The second year of life is a great time for exploring and learning about the world. Distraction or redirection is the best form of discipline right now. Spanking is not appropriate. Pick your child up and take him/her to another room or outside when s/he is about to “get into trouble”. Children need discipline (not necessarily punishment). If you state consequences for wrong doing, you need to follow through with them or your child will distrust you and continue to disobey. Remember that what you want most is for your child to feel good about being him/herself and to trust you as the parent!
Offer forced choices, like “Which do you want to do first-put on your coat or your shoes?” This gives your child some sense of control without him or her having full control. Also, tell your child what needs to be done but not why. S/he will not understand this type of logic yet.
Your child may display some fears at this age such as fear of strangers, clowns, Santa Claus, etc. Do not make fun of these fears or force your child to “face his or her fears”. Just be very reassuring and allow avoidance as able.
Continue to use a car seat when in a moving vehicle. Always place car seat in the back seat and away from air bags.
Begin to teach your child road safety and the dangers of cars.
Keep all poisonous materials out of reach of your toddler. Be sure to check the garage for anything that might be in his/her reach.
Keep the poison control number near the phone. 1-800-222-1222.

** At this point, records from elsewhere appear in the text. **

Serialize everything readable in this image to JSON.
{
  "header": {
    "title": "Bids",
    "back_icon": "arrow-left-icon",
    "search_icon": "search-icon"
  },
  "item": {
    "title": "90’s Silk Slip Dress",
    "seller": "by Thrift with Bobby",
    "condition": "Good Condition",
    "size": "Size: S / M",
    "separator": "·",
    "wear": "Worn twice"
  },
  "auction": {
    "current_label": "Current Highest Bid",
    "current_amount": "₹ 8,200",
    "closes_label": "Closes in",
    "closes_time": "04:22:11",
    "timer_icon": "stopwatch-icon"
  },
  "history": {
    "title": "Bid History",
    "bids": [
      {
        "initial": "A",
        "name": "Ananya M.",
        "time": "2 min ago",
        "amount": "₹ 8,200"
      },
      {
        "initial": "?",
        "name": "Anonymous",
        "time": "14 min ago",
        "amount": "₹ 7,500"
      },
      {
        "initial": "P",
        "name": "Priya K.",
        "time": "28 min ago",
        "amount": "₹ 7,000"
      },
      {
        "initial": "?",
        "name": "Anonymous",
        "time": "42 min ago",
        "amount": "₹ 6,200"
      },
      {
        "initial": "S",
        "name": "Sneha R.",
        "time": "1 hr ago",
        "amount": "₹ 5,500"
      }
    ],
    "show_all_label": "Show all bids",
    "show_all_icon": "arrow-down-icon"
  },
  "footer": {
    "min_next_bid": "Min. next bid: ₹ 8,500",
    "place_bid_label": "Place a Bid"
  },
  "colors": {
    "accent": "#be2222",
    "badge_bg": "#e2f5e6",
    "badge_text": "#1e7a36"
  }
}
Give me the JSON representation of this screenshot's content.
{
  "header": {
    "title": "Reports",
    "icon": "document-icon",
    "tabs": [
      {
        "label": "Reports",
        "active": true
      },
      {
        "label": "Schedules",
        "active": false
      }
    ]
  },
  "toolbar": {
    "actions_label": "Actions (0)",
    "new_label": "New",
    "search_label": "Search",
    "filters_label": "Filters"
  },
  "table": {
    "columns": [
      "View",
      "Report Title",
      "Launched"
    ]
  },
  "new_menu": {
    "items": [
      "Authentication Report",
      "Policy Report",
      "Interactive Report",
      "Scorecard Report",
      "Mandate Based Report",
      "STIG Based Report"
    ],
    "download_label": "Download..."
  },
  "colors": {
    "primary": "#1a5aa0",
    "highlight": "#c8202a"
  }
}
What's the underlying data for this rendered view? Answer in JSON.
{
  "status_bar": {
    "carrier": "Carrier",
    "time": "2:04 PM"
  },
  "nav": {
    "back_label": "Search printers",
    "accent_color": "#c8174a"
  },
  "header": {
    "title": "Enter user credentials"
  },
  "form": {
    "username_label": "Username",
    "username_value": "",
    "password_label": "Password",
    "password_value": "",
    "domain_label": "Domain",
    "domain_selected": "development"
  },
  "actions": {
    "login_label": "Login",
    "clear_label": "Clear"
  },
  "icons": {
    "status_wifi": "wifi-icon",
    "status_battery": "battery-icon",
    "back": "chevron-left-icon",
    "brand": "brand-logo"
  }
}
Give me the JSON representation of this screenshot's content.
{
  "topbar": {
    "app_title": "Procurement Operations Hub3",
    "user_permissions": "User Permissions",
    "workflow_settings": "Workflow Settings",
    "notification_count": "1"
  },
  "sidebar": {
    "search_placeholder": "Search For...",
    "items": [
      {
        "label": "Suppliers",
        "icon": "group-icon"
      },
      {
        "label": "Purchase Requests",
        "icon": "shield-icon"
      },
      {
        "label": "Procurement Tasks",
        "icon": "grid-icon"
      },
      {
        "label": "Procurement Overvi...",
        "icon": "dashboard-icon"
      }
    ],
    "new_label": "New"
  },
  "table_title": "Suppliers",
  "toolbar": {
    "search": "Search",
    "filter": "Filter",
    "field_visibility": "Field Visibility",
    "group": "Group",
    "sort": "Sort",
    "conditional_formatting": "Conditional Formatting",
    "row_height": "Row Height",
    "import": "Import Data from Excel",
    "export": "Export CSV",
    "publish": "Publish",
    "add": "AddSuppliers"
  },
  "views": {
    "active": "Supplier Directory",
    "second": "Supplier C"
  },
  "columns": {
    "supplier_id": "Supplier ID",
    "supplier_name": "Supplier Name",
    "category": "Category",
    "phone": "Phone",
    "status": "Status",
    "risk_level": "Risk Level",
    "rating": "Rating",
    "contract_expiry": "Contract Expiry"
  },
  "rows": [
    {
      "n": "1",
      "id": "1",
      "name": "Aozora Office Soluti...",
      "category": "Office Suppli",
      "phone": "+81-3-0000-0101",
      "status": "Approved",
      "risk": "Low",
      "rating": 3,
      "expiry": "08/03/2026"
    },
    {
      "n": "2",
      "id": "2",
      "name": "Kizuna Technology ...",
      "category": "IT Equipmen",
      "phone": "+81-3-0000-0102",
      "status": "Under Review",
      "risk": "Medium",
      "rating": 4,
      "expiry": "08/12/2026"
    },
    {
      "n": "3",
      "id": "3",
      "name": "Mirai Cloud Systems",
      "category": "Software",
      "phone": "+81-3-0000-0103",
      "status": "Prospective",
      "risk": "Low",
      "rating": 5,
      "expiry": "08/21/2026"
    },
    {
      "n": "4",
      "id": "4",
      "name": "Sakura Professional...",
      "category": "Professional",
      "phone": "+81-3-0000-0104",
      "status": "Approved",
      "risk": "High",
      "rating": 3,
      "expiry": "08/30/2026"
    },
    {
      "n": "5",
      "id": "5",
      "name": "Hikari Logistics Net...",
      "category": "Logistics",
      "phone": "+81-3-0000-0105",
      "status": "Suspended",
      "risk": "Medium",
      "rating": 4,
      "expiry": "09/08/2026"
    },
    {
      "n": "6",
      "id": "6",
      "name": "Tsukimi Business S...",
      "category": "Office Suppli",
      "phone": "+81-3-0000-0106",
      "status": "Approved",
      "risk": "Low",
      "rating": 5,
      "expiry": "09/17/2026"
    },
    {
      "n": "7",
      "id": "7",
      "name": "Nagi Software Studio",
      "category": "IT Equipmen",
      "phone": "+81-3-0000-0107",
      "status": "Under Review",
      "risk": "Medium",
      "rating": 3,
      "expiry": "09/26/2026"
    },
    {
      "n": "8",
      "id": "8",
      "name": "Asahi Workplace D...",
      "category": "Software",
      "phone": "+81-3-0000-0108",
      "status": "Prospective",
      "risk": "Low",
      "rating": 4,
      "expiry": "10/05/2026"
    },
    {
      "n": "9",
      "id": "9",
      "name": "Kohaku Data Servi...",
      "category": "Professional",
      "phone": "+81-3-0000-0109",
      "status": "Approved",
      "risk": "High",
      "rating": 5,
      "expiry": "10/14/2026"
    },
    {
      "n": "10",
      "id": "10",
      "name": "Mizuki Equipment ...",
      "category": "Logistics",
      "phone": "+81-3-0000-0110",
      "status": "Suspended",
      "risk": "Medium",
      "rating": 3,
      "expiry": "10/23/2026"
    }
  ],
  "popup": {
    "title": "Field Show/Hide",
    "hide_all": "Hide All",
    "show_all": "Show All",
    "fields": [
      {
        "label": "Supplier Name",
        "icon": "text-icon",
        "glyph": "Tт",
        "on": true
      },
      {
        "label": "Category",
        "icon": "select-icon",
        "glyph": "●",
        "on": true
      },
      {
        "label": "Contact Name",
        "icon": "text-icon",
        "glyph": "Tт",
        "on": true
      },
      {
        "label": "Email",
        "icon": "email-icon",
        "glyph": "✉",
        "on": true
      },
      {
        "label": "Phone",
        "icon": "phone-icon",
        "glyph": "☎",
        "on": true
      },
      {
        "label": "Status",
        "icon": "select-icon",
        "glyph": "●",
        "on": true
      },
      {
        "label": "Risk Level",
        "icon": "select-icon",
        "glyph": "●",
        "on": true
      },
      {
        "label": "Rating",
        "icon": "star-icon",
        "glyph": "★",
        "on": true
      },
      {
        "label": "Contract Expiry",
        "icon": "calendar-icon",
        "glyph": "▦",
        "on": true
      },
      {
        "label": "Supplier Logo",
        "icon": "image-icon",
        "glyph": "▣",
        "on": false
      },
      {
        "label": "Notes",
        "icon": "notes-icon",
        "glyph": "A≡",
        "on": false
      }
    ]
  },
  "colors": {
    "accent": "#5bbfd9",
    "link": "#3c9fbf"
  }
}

Because your toddler can walk, creep up stairs, and climb, s/he needs constant supervision. Be sure someone responsible is watching your child at all times.
Remember to keep hot liquids away from your child, as well as cords that lead to pots and pans filled with hot liquids.
Be “water cautious”. Children can drown in as little as 1 inch of water.
Remember SUNSCREEN and protective clothing (hats, long sleeves, sunglasses).
Physical build and stature is slowly transitioning from “baby” to “child”, but many characteristics at this age are still classically “toddler” in appearance.
chest is thin, belly sticks out
bowed legs/flat feet (your child will outgrow these physical features without treatment)
average weight gain of 1-2 oz per week
Your child is becoming much more like a “little person” and learning to do a lot for him/herself. Encourage that as long as he or she is safe.
begins to use spoon
likes to throw things
imitates house or yard work
Encourage the use of words to ask for things and answer simple questions. Read to your child daily.
advancing vocabulary, should use about 6 words regularly
indicates wants with pointing
understands simple commands
Next appointment is at 18 months of age!